Anti-PD1 treatment, administered alone(PDL1>50%) or combined with chemotherapy (PDL1<50%), is the standard of care in non-oncogenic addicted Non-Small Cell Lung Cancer (NSCLC). Despite these treatments’ success, only 20-30% fully respond to therapies, highlighting the need to identify novel predictive and prognostic biomarkers. In several solid tumors, the active CD137+T cells and the immunosuppressive regulatory T cells (Tregs) or myeloid-derived suppressive cells (PMN(Lox1+)-MDSC and M-MDSCs) correlated with responses to immunotherapy and clinical outcomes. In this study, we investigated the role of CD137+T cells, Tregs and MDSCs in NSCLC patients as possible biomarkers. Peripheral blood mononuclear cells derived from 55 NSCLC patients treated with immunotherapy as first-line, were analyzed, at baseline, for the levels of CD137+ CD137+PD1+T cell subsets, Tregs, and MDSCs by cytofluorimetry. These parameters were correlated with therapy response, Overall Survival (OS), and Progression-free survival (PFS). Circulating CD137+ and CD137+PD1+T cells (total, CD8 and CD4) positively correlated with response to therapy.
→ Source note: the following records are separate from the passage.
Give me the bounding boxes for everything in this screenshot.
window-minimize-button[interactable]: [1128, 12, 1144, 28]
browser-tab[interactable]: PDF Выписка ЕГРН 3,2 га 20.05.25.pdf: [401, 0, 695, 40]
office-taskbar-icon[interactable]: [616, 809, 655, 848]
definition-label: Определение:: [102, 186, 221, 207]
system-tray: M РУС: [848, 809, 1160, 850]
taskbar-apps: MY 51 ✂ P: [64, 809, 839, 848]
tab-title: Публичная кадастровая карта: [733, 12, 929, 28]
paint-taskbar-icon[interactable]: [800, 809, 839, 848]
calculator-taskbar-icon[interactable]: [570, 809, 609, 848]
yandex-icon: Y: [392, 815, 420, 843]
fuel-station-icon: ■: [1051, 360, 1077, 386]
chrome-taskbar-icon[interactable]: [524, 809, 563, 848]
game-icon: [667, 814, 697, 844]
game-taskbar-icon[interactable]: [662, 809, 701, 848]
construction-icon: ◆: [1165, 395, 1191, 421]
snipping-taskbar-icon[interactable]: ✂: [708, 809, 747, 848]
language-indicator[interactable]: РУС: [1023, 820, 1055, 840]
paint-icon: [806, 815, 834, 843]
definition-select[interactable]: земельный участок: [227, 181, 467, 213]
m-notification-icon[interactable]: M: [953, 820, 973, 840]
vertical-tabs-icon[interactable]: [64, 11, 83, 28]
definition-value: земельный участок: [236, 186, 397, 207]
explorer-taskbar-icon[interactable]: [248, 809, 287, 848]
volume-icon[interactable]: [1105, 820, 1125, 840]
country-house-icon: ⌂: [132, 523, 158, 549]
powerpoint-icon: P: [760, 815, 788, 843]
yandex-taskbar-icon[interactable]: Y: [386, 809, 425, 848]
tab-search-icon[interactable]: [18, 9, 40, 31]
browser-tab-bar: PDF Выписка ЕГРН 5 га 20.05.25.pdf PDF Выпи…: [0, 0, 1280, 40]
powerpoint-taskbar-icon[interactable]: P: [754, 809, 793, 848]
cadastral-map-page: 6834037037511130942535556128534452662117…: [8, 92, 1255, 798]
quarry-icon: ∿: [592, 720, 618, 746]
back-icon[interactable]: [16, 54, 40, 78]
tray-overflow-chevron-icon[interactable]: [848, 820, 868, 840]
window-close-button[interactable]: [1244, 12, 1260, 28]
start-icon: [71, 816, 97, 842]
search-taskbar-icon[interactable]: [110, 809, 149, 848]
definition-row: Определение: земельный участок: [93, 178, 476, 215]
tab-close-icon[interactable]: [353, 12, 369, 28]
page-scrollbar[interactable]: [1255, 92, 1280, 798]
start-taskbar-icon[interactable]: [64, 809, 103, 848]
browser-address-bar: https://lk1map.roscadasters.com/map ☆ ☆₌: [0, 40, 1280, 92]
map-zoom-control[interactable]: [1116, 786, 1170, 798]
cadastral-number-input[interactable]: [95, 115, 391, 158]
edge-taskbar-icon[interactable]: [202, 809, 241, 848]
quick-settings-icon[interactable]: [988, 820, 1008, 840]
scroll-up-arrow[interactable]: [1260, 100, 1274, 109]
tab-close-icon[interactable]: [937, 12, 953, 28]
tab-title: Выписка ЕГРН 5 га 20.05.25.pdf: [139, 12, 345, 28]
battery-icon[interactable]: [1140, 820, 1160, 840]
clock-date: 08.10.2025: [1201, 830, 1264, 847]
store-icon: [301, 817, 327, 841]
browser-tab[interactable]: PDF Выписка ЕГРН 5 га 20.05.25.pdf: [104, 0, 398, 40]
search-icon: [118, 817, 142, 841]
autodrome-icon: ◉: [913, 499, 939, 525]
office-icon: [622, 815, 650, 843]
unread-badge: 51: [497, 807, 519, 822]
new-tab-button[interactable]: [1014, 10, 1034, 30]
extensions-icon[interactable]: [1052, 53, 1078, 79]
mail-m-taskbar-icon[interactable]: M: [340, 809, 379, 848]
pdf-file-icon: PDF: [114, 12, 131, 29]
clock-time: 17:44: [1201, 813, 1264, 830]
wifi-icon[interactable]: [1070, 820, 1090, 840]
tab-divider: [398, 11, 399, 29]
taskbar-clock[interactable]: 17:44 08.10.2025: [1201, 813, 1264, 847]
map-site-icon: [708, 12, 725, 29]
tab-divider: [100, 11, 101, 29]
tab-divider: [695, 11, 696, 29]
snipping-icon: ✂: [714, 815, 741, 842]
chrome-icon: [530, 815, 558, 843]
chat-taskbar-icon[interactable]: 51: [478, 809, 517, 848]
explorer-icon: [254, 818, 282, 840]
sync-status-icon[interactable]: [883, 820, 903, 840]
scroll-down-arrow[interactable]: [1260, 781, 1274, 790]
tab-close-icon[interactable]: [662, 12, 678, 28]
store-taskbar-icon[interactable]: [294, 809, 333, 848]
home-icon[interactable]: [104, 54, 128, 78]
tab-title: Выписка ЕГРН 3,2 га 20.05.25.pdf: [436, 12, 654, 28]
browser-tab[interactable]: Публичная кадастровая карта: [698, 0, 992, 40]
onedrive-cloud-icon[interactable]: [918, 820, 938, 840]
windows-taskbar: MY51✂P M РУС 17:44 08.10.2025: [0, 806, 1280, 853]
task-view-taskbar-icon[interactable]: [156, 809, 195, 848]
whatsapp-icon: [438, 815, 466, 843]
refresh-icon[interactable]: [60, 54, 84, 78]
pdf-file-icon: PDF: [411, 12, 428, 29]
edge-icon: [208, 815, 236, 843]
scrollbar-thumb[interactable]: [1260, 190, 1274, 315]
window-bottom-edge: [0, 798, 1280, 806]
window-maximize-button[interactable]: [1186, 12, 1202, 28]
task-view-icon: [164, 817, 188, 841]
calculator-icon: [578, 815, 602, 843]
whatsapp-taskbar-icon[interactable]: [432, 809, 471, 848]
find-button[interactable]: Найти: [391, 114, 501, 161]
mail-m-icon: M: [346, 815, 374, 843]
Patients with high percentage of CD3+CD137+, CD3+CD137+PD1+ (total and CD8) had prolonged OS and PFS. In these patients, PMN(Lox1+)-MDSCs negatively correlated with clinical response, while high levels of Treg was correlated with favorable survival. Moreover, the balance between Treg/CD137+T cells and PMN-MDSC/CD137+T cells was higher in non-responder patients and associated with poor survival. CD137+T cells and Tregs also resulted as two positive independent prognostic factors. We proposed CD137+/CD137+PD1+T cell subsets and PMN(Lox1+)-MDSCs as predictors of the response to treatments. CD137+T cells and Treg was identified as positive prognostic factor and analyzed as Treg/CD137+T cells ratio recognized patients with longer survival.